Ela cita também um estudo espanhol que mostra que enquanto o QI médio dos universitários daquele país subiu 6 pontos nas últimas décadas, o da população com escolaridade menor cresceu 19 pontos. "As pessoas mais despreparadas para viver numa sociedade complexa foram as que tiveram maior ganho intelectual", analisa Carmen. "O efeito Flynn não tem a ver com genialidade, mas com o crescimento democrático da inteligência", diz. Sob esse ponto de vista, o mundo talvez esteja mesmo ficando melhor.


Para navegar

• Mensa Brasil www.mensa.com.br

Para ler

• "The Rising Curve", Ulric Neisser. American Psychological Association. 1998

• "Introdução à Psicologia das Diferenças Individuais", Carmen Mendoza e Roberto Colom (org.). Artmed. 2004

Multiaplicativo

As 10 facetas da inteligência

INTELIGÊNCIA FLUIDA

Capacidade ligada às operações mentais de raciocínio em situações novas, sem depender de conhecimentos anteriores. Um detetive que tenta juntar as pistas para solucionar um crime, por exemplo, está usando sua inteligência fluida.

INTELIGÊNCIA CRISTALIZADA

É a inteligência que desenvolvemos pelo estudo e pela educação. Quem já resolveu um problema várias vezes, por exemplo, só precisa recorrer a essa capacidade para repetir a tarefa. Baseia-se principalmente na linguagem.

CONHECIMENTO QUANTITATIVO

Ligada às matemáticas, é a habilidade de usar informação quantitativa e manipular símbolos numéricos.

LEITURA E ESCRITA

Determina a competência para a expressão verbal e escrita, bem como para interpretar textos. Professores de humanidades como história e literatura são um ótimo exemplo.

MEMÓRIA DE CURTO PRAZO

Habilidade associada à manutenção de informações na consciência por um curto espaço de tempo para poder recuperá-las logo em seguida.

PROCESSAMENTO VISUAL

Envolve gerar, perceber, armazenar, analisar, e transformar imagens visuais. É a mais desenvolvida tanto por profissões artísticas, como pintura e designers, como em atividades que envolvem também algum pensamento matemático.

PROCESSAMENTO AUDITIVO

Determina a percepção, análise e síntese de padrões sonoros. Quando um bebê começa a tentar entender as palavras, decompondo-as em fonemas e repetindo-as, está começando a exercitar essa capacidade.

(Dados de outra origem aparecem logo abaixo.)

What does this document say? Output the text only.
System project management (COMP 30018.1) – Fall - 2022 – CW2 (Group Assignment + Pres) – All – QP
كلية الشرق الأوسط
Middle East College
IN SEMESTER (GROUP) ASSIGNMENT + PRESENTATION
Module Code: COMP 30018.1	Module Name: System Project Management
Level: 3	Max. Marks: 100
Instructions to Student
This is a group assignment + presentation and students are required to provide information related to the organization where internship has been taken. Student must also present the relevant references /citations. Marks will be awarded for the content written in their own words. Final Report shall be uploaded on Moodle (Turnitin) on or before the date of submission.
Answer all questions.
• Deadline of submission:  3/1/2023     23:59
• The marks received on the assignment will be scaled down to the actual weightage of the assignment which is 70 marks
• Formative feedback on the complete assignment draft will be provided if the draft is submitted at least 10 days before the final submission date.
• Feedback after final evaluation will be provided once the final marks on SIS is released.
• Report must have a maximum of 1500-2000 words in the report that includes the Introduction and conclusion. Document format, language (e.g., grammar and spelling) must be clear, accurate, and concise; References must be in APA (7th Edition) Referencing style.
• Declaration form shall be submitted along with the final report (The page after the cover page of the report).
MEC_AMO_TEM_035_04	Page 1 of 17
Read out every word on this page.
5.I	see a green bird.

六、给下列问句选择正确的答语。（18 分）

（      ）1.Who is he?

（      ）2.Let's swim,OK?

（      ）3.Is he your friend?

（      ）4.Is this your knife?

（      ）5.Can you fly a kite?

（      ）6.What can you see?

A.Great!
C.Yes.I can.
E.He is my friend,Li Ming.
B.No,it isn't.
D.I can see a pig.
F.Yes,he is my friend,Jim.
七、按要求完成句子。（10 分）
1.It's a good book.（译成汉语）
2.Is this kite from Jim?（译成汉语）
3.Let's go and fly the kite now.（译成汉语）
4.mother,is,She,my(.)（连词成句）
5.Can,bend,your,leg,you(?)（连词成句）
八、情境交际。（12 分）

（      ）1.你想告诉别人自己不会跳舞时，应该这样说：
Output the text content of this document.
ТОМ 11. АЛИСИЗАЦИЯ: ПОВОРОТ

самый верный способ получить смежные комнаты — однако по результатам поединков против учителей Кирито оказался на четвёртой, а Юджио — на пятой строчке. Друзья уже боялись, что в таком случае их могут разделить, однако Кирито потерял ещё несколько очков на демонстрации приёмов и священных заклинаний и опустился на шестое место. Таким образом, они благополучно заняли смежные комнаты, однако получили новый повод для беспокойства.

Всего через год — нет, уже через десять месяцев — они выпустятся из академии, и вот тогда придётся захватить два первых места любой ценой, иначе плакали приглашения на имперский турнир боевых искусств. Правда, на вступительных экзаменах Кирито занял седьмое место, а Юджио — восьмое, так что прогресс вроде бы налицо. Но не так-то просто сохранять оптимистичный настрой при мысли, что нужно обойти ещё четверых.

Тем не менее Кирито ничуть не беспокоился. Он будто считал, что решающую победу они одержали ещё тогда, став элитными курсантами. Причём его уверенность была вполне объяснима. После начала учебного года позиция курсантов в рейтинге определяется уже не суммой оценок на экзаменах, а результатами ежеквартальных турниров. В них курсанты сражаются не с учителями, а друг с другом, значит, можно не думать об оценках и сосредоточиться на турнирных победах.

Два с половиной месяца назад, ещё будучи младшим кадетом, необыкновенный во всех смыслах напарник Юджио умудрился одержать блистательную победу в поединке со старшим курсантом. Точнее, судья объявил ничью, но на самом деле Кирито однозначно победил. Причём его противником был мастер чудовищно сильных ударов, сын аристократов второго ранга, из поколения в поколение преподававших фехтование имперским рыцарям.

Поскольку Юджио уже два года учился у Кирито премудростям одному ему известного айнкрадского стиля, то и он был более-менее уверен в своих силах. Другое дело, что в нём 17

ARMAZENAMENTO E RECUPERAÇÃO DA MEMÓRIA DE LONGO PRAZO

Fluência com que acessamos a informação guardada em nossa memória de longo prazo, por meio de associações. A capacidade de realizar novas associações entre informações é a chave para o pensamento criativo. Esta habilidade também é chamada de "domínio da produção de idéias".

VELOCIDADE DE PROCESSAMENTO

Capacidade de manter a atenção e realizar rapidamente tarefas simples automatizadas em situações que pressionam o foco da atenção.

RAPIDEZ DE DECISÃO

Velocidade para reagir ou tomar decisões envolvendo processamentos mais complexos.